Because of the nature of the programming, the virtual reality school is open to any student in Florida—though since its charter is through Collier County Schools, it is required to enroll half of its students from that district. In June, the Florida Department of Education noted in a letter to Optima Academy Online that the school had significantly overenrolled nonlocal students and penalized the district upward of $470,000. (Donalds told Mother Jones that OptimaEd responded to the letter arguing that the enrollment cap should not apply to Optima Academy Online under current law.)

But Donalds has bigger plans: This summer, she announced that the school would operate through a charter in Arizona. OptimaEd now sells virtual reality field trip packages to schools across the country—and private schools in Florida, Arizona, Idaho, and New Hampshire can use state voucher money to buy them.

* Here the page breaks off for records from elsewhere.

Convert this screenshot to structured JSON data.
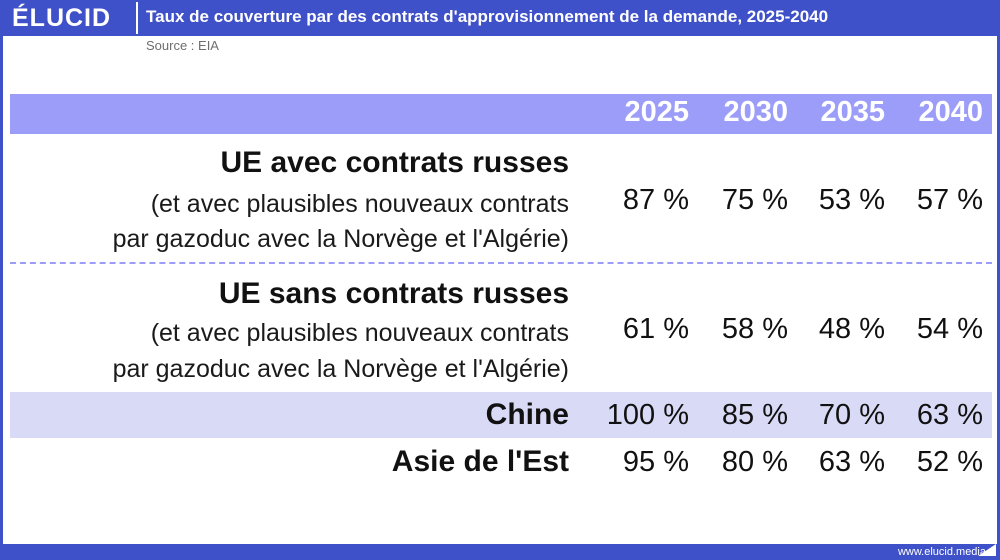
{
  "header": {
    "logo": "ÉLUCID",
    "title": "Taux de couverture par des contrats d'approvisionnement de la demande, 2025-2040"
  },
  "source": "Source : EIA",
  "footer": {
    "url": "www.elucid.media"
  },
  "chart_data": {
    "type": "table",
    "columns": [
      "2025",
      "2030",
      "2035",
      "2040"
    ],
    "rows": [
      {
        "label": "UE avec contrats russes",
        "sublabel_1": "(et avec plausibles nouveaux contrats",
        "sublabel_2": "par gazoduc avec la Norvège et l'Algérie)",
        "cells": [
          "87 %",
          "75 %",
          "53 %",
          "57 %"
        ],
        "values": [
          87,
          75,
          53,
          57
        ]
      },
      {
        "label": "UE sans contrats russes",
        "sublabel_1": "(et avec plausibles nouveaux contrats",
        "sublabel_2": "par gazoduc avec la Norvège et l'Algérie)",
        "cells": [
          "61 %",
          "58 %",
          "48 %",
          "54 %"
        ],
        "values": [
          61,
          58,
          48,
          54
        ]
      },
      {
        "label": "Chine",
        "cells": [
          "100 %",
          "85 %",
          "70 %",
          "63 %"
        ],
        "values": [
          100,
          85,
          70,
          63
        ]
      },
      {
        "label": "Asie de l'Est",
        "cells": [
          "95 %",
          "80 %",
          "63 %",
          "52 %"
        ],
        "values": [
          95,
          80,
          63,
          52
        ]
      }
    ]
  },
  "colors": {
    "brand": "#3f51c9",
    "header_band": "#9b9df9",
    "highlight_band": "#d9daf6"
  }
}
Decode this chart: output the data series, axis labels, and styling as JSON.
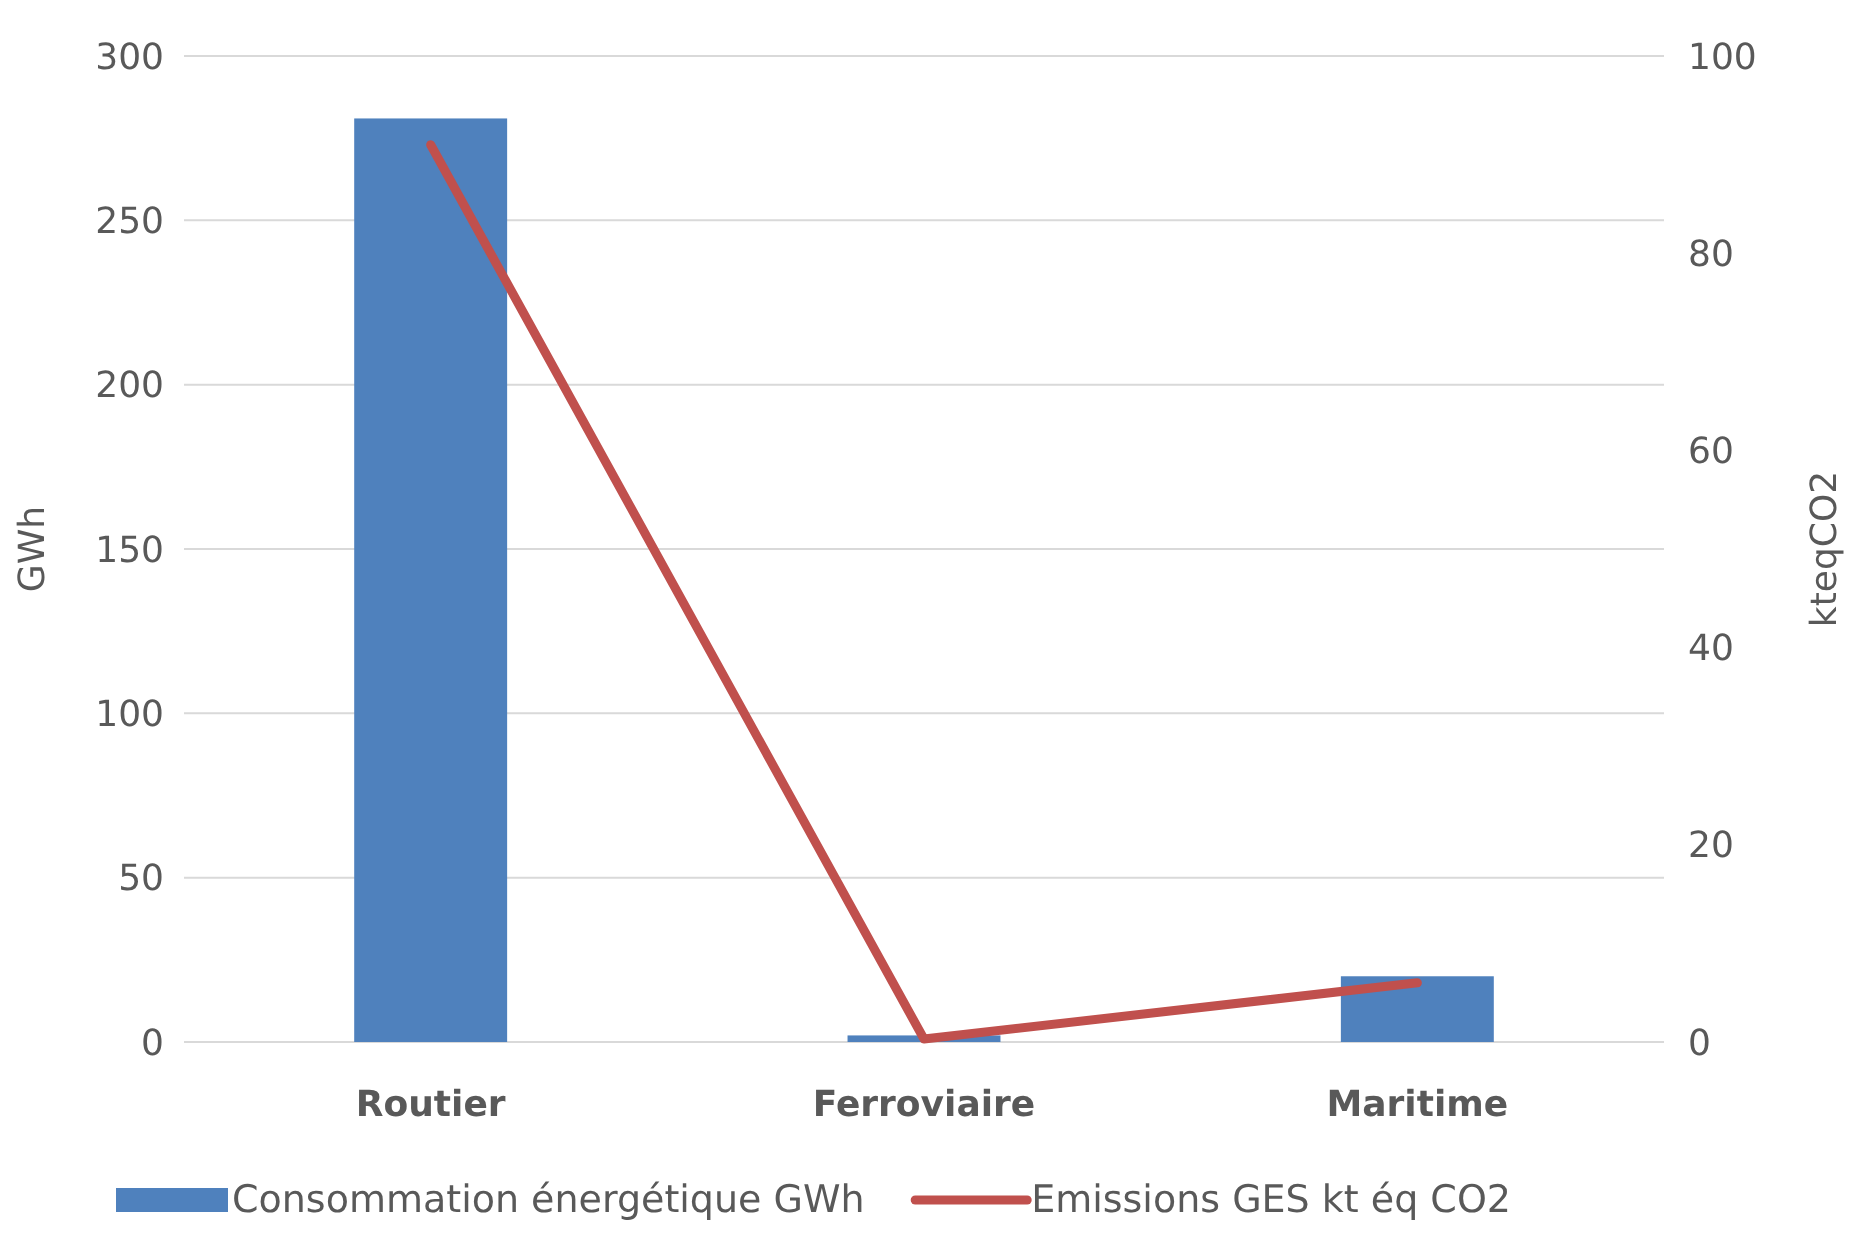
{
  "chart_data": {
    "type": "bar",
    "categories": [
      "Routier",
      "Ferroviaire",
      "Maritime"
    ],
    "ylabel": "GWh",
    "y2label": "kteqCO2",
    "series": [
      {
        "name": "Consommation énergétique GWh",
        "color": "#4f81bd",
        "values": [
          281,
          2,
          20
        ]
      },
      {
        "name": "Emissions GES kt éq CO2",
        "type": "line",
        "axis": "y2",
        "color": "#c0504d",
        "values": [
          91,
          0.3,
          6
        ]
      }
    ],
    "ylim": [
      0,
      300
    ],
    "yticks": [
      0,
      50,
      100,
      150,
      200,
      250,
      300
    ],
    "y2lim": [
      0,
      100
    ],
    "y2ticks": [
      0,
      20,
      40,
      60,
      80,
      100
    ],
    "grid": "y",
    "legend": "bottom"
  }
}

As Donalds looks to expand her sphere of influence outside of Florida, it’s not hard to see why she’s turned away from DeSantis; at this point, it seems unlikely that he’ll be in a position to give her a national platform. As of early August, Trump appeared to have left him in the dust; the Florida governor was polling at just 16 percent to Trump’s 52 percent among Republican candidates.

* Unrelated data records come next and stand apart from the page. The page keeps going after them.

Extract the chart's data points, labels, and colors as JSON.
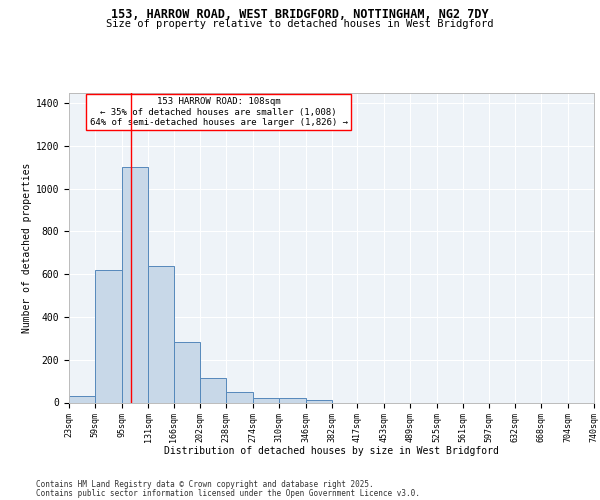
{
  "title_line1": "153, HARROW ROAD, WEST BRIDGFORD, NOTTINGHAM, NG2 7DY",
  "title_line2": "Size of property relative to detached houses in West Bridgford",
  "xlabel": "Distribution of detached houses by size in West Bridgford",
  "ylabel": "Number of detached properties",
  "annotation_title": "153 HARROW ROAD: 108sqm",
  "annotation_line2": "← 35% of detached houses are smaller (1,008)",
  "annotation_line3": "64% of semi-detached houses are larger (1,826) →",
  "footer_line1": "Contains HM Land Registry data © Crown copyright and database right 2025.",
  "footer_line2": "Contains public sector information licensed under the Open Government Licence v3.0.",
  "bar_edges": [
    23,
    59,
    95,
    131,
    166,
    202,
    238,
    274,
    310,
    346,
    382,
    417,
    453,
    489,
    525,
    561,
    597,
    632,
    668,
    704,
    740
  ],
  "bar_heights": [
    30,
    620,
    1100,
    640,
    285,
    115,
    50,
    22,
    22,
    12,
    0,
    0,
    0,
    0,
    0,
    0,
    0,
    0,
    0,
    0
  ],
  "bar_color": "#c8d8e8",
  "bar_edge_color": "#5588bb",
  "red_line_x": 108,
  "ylim": [
    0,
    1450
  ],
  "xlim": [
    23,
    740
  ],
  "background_color": "#eef3f8",
  "grid_color": "#ffffff",
  "tick_labels": [
    "23sqm",
    "59sqm",
    "95sqm",
    "131sqm",
    "166sqm",
    "202sqm",
    "238sqm",
    "274sqm",
    "310sqm",
    "346sqm",
    "382sqm",
    "417sqm",
    "453sqm",
    "489sqm",
    "525sqm",
    "561sqm",
    "597sqm",
    "632sqm",
    "668sqm",
    "704sqm",
    "740sqm"
  ],
  "ytick_labels": [
    "0",
    "200",
    "400",
    "600",
    "800",
    "1000",
    "1200",
    "1400"
  ],
  "ytick_values": [
    0,
    200,
    400,
    600,
    800,
    1000,
    1200,
    1400
  ]
}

If Trump were to tap Donalds as his secretary of education, University of Connecticut’s Green worries about her “removing even any ‘nudge nudge, wink wink’ toward the idea that [charter schools] are public.” He speculated that if Donalds were given such a position of power, she could lay the groundwork for allowing states to use public funding for religious schools—a move that could be especially advantageous for Christian Hillsdale College and its network of classical charter schools, as well as the companies helping spread their gospel.

Back at Moms for Liberty, Donalds closed her invocation by asking God to allow the attendees to “fulfill the call that you have for them.” She warned the Moms that this task, assigned by God, would require courage, patience, and endurance. Then, she assured God that she knew he believed in their mission. “We know that that will result in a better country,” she said. “America, the beautiful, the country that you established for your glory for our children and our children’s children.”

Correction, May 22, 2024: An earlier version of this article mischaracterized the motivation for the development of the 1776 Curriculum. The sentenced has been fixed.